The man at the centre of a remote First Nation’s emergency safety order has been released on bail in Whitehorse.
On Wednesday, Chief Judge Michael Cozens issued a release order for Christopher Schafer, 45, a member of the Vuntut Gwitchin First Nation in Old Crow, Yukon.
He was set to be released back into his home community last weekend.
Schafer has a lengthy criminal record with numerous charges of sexual assault against women and girls.
His scheduled release sparked the Vuntut Gwitchin Government to invoke an emergency declaration order banning Schafer from entering settlement lands for 90 days while also prohibiting community members from interacting with Schafer.
A news release states anyone in violation of the order could be imprisoned for a term of six months.
Speaking with reporters on Oct. 11, Chief Dana Tizya-Tramm said, “This is nothing short of dangerous. Even if there is no physical violence that would come from this individual being launched into our community, people will be hurt and they already are.”

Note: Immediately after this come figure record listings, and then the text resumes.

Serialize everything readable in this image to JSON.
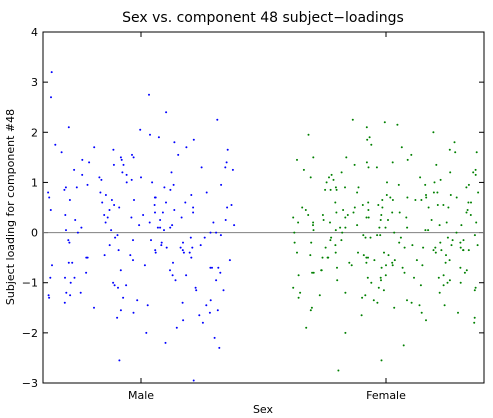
{
  "chart_data": {
    "type": "scatter",
    "title": "Sex vs. component 48 subject−loadings",
    "xlabel": "Sex",
    "ylabel": "Subject loading for component #48",
    "ylim": [
      -3,
      4
    ],
    "yticks": [
      -3,
      -2,
      -1,
      0,
      1,
      2,
      3,
      4
    ],
    "ytick_labels": [
      "−3",
      "−2",
      "−1",
      "0",
      "1",
      "2",
      "3",
      "4"
    ],
    "categories": [
      "Male",
      "Female"
    ],
    "xlim": [
      0.6,
      2.4
    ],
    "reference_line_y": 0,
    "grid": false,
    "colors": {
      "Male": "#0000ff",
      "Female": "#008000",
      "reference_line": "#808080"
    },
    "series": [
      {
        "name": "Male",
        "x_range": [
          0.62,
          1.38
        ],
        "y": [
          3.2,
          2.7,
          2.75,
          2.4,
          2.25,
          2.1,
          2.05,
          1.95,
          1.9,
          1.85,
          1.75,
          1.7,
          1.65,
          1.6,
          1.55,
          1.5,
          1.45,
          1.4,
          1.35,
          1.3,
          1.25,
          1.2,
          1.15,
          1.1,
          1.05,
          1.0,
          0.95,
          0.9,
          0.85,
          0.8,
          0.75,
          0.7,
          0.65,
          0.6,
          0.55,
          0.5,
          0.45,
          0.4,
          0.35,
          0.3,
          0.25,
          0.2,
          0.15,
          0.1,
          0.05,
          0.0,
          -0.05,
          -0.1,
          -0.15,
          -0.2,
          -0.25,
          -0.3,
          -0.35,
          -0.4,
          -0.45,
          -0.5,
          -0.55,
          -0.6,
          -0.65,
          -0.7,
          -0.75,
          -0.8,
          -0.85,
          -0.9,
          -0.95,
          -1.0,
          -1.05,
          -1.1,
          -1.15,
          -1.2,
          -1.25,
          -1.3,
          -1.35,
          -1.4,
          -1.45,
          -1.5,
          -1.55,
          -1.6,
          -1.65,
          -1.7,
          -1.8,
          -1.9,
          -2.0,
          -2.1,
          -2.2,
          -2.3,
          -2.55,
          -2.95,
          1.3,
          0.9,
          0.4,
          -0.2,
          -0.6,
          0.7,
          0.2,
          -0.9,
          1.1,
          0.5,
          -0.4,
          -1.1,
          0.1,
          0.8,
          -0.7,
          1.5,
          -0.3,
          0.3,
          -1.4,
          0.6,
          -0.1,
          1.0,
          -0.5,
          0.0,
          1.2,
          -0.8,
          0.45,
          -0.25,
          0.15,
          -1.25,
          0.85,
          -0.65,
          1.65,
          -0.15,
          0.35,
          -1.55,
          0.55,
          -0.45,
          0.05,
          0.95,
          -0.95,
          1.45,
          -0.35,
          0.25,
          -1.05,
          0.65,
          -0.55,
          0.75,
          -0.75,
          1.05,
          -1.35,
          0.15,
          -0.05,
          1.35,
          -1.15,
          0.5,
          -0.2,
          0.9,
          -0.85,
          0.3,
          -1.45,
          1.25,
          -0.6,
          0.1,
          0.7,
          -0.3,
          1.55,
          -1.6,
          0.4,
          -0.1,
          0.6,
          -1.0,
          0.2,
          1.15,
          -0.4,
          0.8,
          -1.2,
          0.0,
          1.7,
          -0.7,
          0.35,
          0.55,
          -0.15,
          -1.3,
          0.95,
          0.25,
          -0.5,
          1.4,
          -0.9,
          0.45,
          0.1,
          -0.35,
          1.8,
          -1.75,
          0.65,
          0.05,
          -0.25
        ]
      },
      {
        "name": "Female",
        "x_range": [
          1.62,
          2.38
        ],
        "y": [
          2.25,
          2.2,
          2.15,
          2.1,
          2.0,
          1.95,
          1.9,
          1.85,
          1.8,
          1.75,
          1.7,
          1.65,
          1.6,
          1.55,
          1.5,
          1.45,
          1.4,
          1.35,
          1.3,
          1.25,
          1.2,
          1.15,
          1.1,
          1.05,
          1.0,
          0.95,
          0.9,
          0.85,
          0.8,
          0.75,
          0.7,
          0.65,
          0.6,
          0.55,
          0.5,
          0.45,
          0.4,
          0.35,
          0.3,
          0.25,
          0.2,
          0.15,
          0.1,
          0.05,
          0.0,
          -0.05,
          -0.1,
          -0.15,
          -0.2,
          -0.25,
          -0.3,
          -0.35,
          -0.4,
          -0.45,
          -0.5,
          -0.55,
          -0.6,
          -0.65,
          -0.7,
          -0.75,
          -0.8,
          -0.85,
          -0.9,
          -0.95,
          -1.0,
          -1.05,
          -1.1,
          -1.15,
          -1.2,
          -1.25,
          -1.3,
          -1.35,
          -1.4,
          -1.45,
          -1.5,
          -1.55,
          -1.6,
          -1.65,
          -1.7,
          -1.75,
          -1.8,
          -1.9,
          -2.0,
          -2.25,
          -2.55,
          -2.75,
          0.3,
          -0.3,
          0.6,
          -0.6,
          0.1,
          -0.1,
          0.9,
          -0.9,
          0.4,
          -0.4,
          0.2,
          -0.2,
          1.2,
          -1.2,
          0.5,
          -0.5,
          0.0,
          0.7,
          -0.7,
          0.35,
          -0.35,
          1.0,
          -1.0,
          0.15,
          -0.15,
          0.55,
          -0.55,
          0.25,
          -0.25,
          0.8,
          -0.8,
          0.05,
          -0.05,
          1.1,
          -1.1,
          0.45,
          -0.45,
          0.65,
          -0.65,
          1.4,
          -1.4,
          0.3,
          -0.3,
          0.75,
          -0.75,
          0.2,
          -0.2,
          0.95,
          -0.95,
          0.1,
          -0.1,
          0.5,
          -0.5,
          1.3,
          -1.3,
          0.4,
          -0.4,
          0.85,
          -0.85,
          0.0,
          0.6,
          -0.6,
          1.5,
          -1.5,
          0.25,
          -0.25,
          0.7,
          -0.7,
          0.35,
          -0.35,
          1.05,
          -1.05,
          0.15,
          -0.15,
          0.45,
          -0.45,
          0.9,
          -0.9,
          0.55,
          -0.55,
          1.2,
          -1.2,
          0.05,
          -0.05,
          0.65,
          -0.65,
          0.3,
          -0.3,
          1.6,
          -1.6,
          0.8,
          -0.8,
          0.2,
          -0.2,
          0.4,
          -0.4,
          1.0,
          -1.0,
          0.1,
          -0.1,
          0.5,
          -0.5,
          0.75,
          -0.75,
          1.15,
          -1.15,
          0.35,
          -0.35,
          0.6,
          -0.6,
          0.95,
          -0.95,
          0.0,
          0.25,
          -0.25,
          1.35,
          -1.35,
          0.45,
          -0.45,
          0.85,
          -0.85,
          0.15,
          -0.15,
          0.55,
          -0.55,
          1.25,
          -1.25,
          0.7,
          -0.7,
          0.3,
          -0.3,
          1.1,
          -1.1,
          0.05,
          -0.05,
          0.4,
          -0.4,
          0.9,
          -0.9,
          0.2,
          -0.2,
          0.65,
          -0.65,
          1.45,
          -1.45,
          0.5,
          -0.5,
          0.1,
          -0.1,
          0.8,
          -0.8,
          0.35,
          -0.35
        ]
      }
    ]
  }
}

Schafer’s release is not being taken lightly in the small, fly-in community of 250 people about 800 km north of Whitehorse.
Tizya-Tramm said the court’s decision to release Schafer was made without consulting VGFN, and the First Nation found out about Schafer’s release through the local RCMP who received a fax just hours before his arrival.
Tizya-Tramm explained VGFN had previously been in contact with the court last summer about what supports would be needed if Schafer were to be reintegrated into the community, as well as what that reintegration might look like, such as enforcing Schafer to have a curfew, banning him from owning firearms and allowing him to live out on the land away from the community.
However, Tizya-Tramm said none of the community’s feedback was considered and Schafer was set to be released with no protections or safety plan in place.
“So how is it that no one can be asked any questions and our community’s wishes can be bulldozered over?… Someone just needed to reach out to us, all they had to do was ask, and we would be there in full force to assist,” he said.
But during a bail proceeding on Wednesday, Cozens reiterated that there were no conditions preventing Schafer from going to Old Crow, and that a Justice of the Peace was not presented with information surrounding the community’s feelings of Schafer’s release.
Crown attorney William McDiarmid said at a court appearance on Oct. 11 that the plan to release Schafer late last week to Old Crow was “ostensibly reasonable” at the time, though those plans had to be tweaked due to the emergency order.
Cozens said the backlash towards Schafer’s release was clouded by “misinformation.”
“I have a serious concern that this is bringing unfairly the administration of justice and the accused and it’s impacting negatively on the public’s confidence and administration of justice,” Cozens said.
He added Justices of the Peace are required to be independent of government, including First Nations governments.
“When the administration of justice is attacked, without full knowledge of the facts and without an understanding of judicial independence, it undermines all confidence,” he added.
Cozens said he might put out a press release to inform the public explaining the conditions surrounding why Schafer was to be released to Old Crow.
As part of his release order, Schafer must refrain from being outside of his apartment if he consumes alcohol and attends counselling, among other things.
After Wednesday’s court hearing, Tizya-Tramm told reporters Cozen’s remarks were shared by the First Nation, and that the issue at hand was that there was a lack of consultation.
“We heard in 2021 in August that what came out of that consultation at that time was that there were strict conditions put on this. What we experienced this time was not that,” he said.
“It was because our community had no influence, had no notification.”
Tizya-Tramm also noted the issue of the Justice of the Peace not being given any information regarding the community’s feelings on the matter is something he doesn’t understand.
“We have a very clear and present position on this and have been consistent for years…and a lot of it isn’t actually reflected in the court documents,” he said.
‘Families are retraumatized’
Tizya-Tramm said the small First Nation has only two RCMP officers, no doctors and no mental health professionals, and is unprepared to deal with offenders needing reintegration, prompting the emergency order.
The issue has garnered support from Chief Doris Bill of the Kwanlin Dün First Nation in Whitehorse who said the burden is often left to Yukon communities to deal with reintegrating offenders.
“Families are retraumatized because they have to see these individuals on a daily basis, and in some cases, watch these individuals who are breaking the law again,” she said.
Meanwhile, Tizya-Tramm noted he has been in contact with Schafer and his family, and has been trying to support him through the reintegration process.
VGFN is now requesting a public inquiry into the incident, as well as demanding a public apology and wellness supports for the community.
Tizya-Tramm has since sent a letter to federal Justice Minister David Lametti, Yukon Justice Minister Tracy-Anne McPhee and Cozens detailing the how the incident has impacted community members.
Spokespeople for McPhee and Lametti acknowledged they had received the letter and would be responding.
APTN News reached out to Schafer’s lawyer Norah Mooney but did not hear back before this story was published.